I wrote a small example about strings, here is the code:
#include <iostream>
#include <string>
#include <cctype>
using std::cin;
using std::cout;
using std::endl;
using std::string;
int main() {
string s("Hello World");
for (auto &c : s)
c = toupper(c);
cout << s << endl;
return 0;
}
I am on Linux with GCC version 4.4.6 and I tried to compile this code with:
g++ test_strings.c -std=c++0x
but got the following errors:
test_strings.c: In function 'int main()':
test_strings.c:14: error: expected initializer before ':' token
test_strings.c:19: error: expected primary-expression before 'return'
test_strings.c:19: error: expected ')' before 'return'
I copied the program from the textbook, so I though it was a misspelling but after a check and trying searching on the web and updating my gcc the error reminds. Help will be greatly appreciated, thanks in advance.

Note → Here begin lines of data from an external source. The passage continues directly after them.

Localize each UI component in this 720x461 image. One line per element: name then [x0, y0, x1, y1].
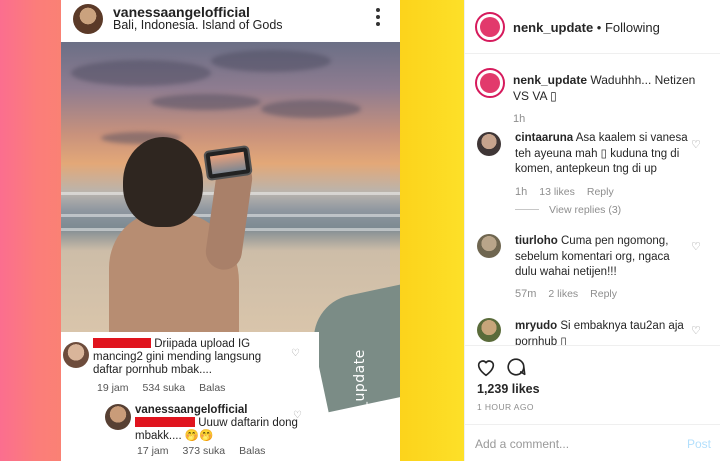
heart-icon[interactable]: ♡ — [691, 138, 701, 151]
heart-icon: ♡ — [291, 348, 300, 359]
screenshot-header: vanessaangelofficial Bali, Indonesia. Is… — [61, 0, 400, 42]
comment-username[interactable]: mryudo — [515, 320, 557, 332]
comment-bubble-icon[interactable] — [505, 356, 527, 378]
heart-icon[interactable]: ♡ — [691, 324, 701, 337]
reply-button[interactable]: Reply — [587, 186, 614, 198]
comment-time: 57m — [515, 288, 537, 300]
embedded-screenshot: vanessaangelofficial Bali, Indonesia. Is… — [61, 0, 400, 461]
redacted-username — [93, 338, 151, 348]
comment-username[interactable]: tiurloho — [515, 235, 558, 247]
post-button[interactable]: Post — [687, 437, 711, 451]
post-sidebar: nenk_update • Following nenk_update Wadu… — [464, 0, 720, 461]
likes-count[interactable]: 1,239 likes — [477, 382, 540, 396]
header-username[interactable]: nenk_update — [513, 20, 593, 35]
avatar[interactable] — [475, 12, 505, 42]
heart-icon[interactable]: ♡ — [691, 240, 701, 253]
avatar[interactable] — [477, 234, 501, 258]
view-replies-label: View replies (3) — [549, 204, 622, 216]
comment-likes[interactable]: 2 likes — [548, 288, 578, 300]
add-comment-bar: Post — [465, 424, 720, 461]
reply-button[interactable]: Reply — [590, 288, 617, 300]
reply-likes: 373 suka — [182, 445, 226, 457]
reply-time: 17 jam — [137, 445, 169, 457]
avatar — [73, 4, 103, 34]
screenshot-comment: Driipada upload IG mancing2 gini mending… — [61, 332, 319, 400]
separator: • — [593, 20, 605, 35]
redacted-username — [135, 417, 195, 427]
three-dots-vertical-icon — [376, 8, 382, 30]
screenshot-reply: vanessaangelofficial Uuuw daftarin dong … — [101, 398, 319, 461]
comment-time: 1h — [515, 186, 528, 198]
reply-username: vanessaangelofficial — [135, 404, 248, 416]
post-time-ago: 1 HOUR AGO — [477, 402, 534, 412]
post-actions: 1,239 likes 1 HOUR AGO Post — [465, 345, 720, 461]
comment-time: 19 jam — [97, 382, 129, 394]
comment-likes[interactable]: 13 likes — [539, 186, 575, 198]
caption-username[interactable]: nenk_update — [513, 73, 587, 87]
add-comment-input[interactable] — [475, 434, 665, 454]
post-header: nenk_update • Following — [465, 0, 720, 54]
heart-icon: ♡ — [293, 410, 302, 421]
caption-time: 1h — [513, 113, 526, 125]
comment-username[interactable]: cintaaruna — [515, 132, 573, 144]
avatar[interactable] — [477, 318, 501, 342]
beach-photo — [61, 42, 400, 413]
comment-likes: 534 suka — [142, 382, 186, 394]
avatar — [63, 342, 89, 368]
view-replies-button[interactable]: View replies (3) — [515, 204, 621, 216]
follow-status[interactable]: Following — [605, 20, 660, 35]
caption: nenk_update Waduhhh... Netizen VS VA ▯ — [513, 72, 709, 104]
post-media[interactable]: vanessaangelofficial Bali, Indonesia. Is… — [0, 0, 464, 461]
reply-emojis: 🤭🤭 — [184, 430, 214, 442]
reply-reply: Balas — [239, 445, 266, 457]
avatar[interactable] — [477, 132, 501, 156]
avatar[interactable] — [475, 68, 505, 98]
screenshot-location: Bali, Indonesia. Island of Gods — [113, 18, 283, 32]
watermark: @nenk_update — [352, 349, 368, 460]
avatar — [105, 404, 131, 430]
comment-reply: Balas — [199, 382, 226, 394]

As per the C++0x/C++11 Support in GCC page, you need to be running gcc 4.6 to get the range-for feature.
The 4.6 changes page contains:
Improved experimental support for the upcoming C++0x ISO C++ standard, including support for constexpr (thanks to Gabriel Dos Reis and Jason Merrill), nullptr (thanks to Magnus Fromreide), noexcept, unrestricted unions, range-based for loops (thanks to Rodrigo Rivas Costa), opaque enum declarations (thanks also to Rodrigo), implicitly deleted functions and implicit move constructors.
Since you're running gcc 4.4.6, it's not available to you.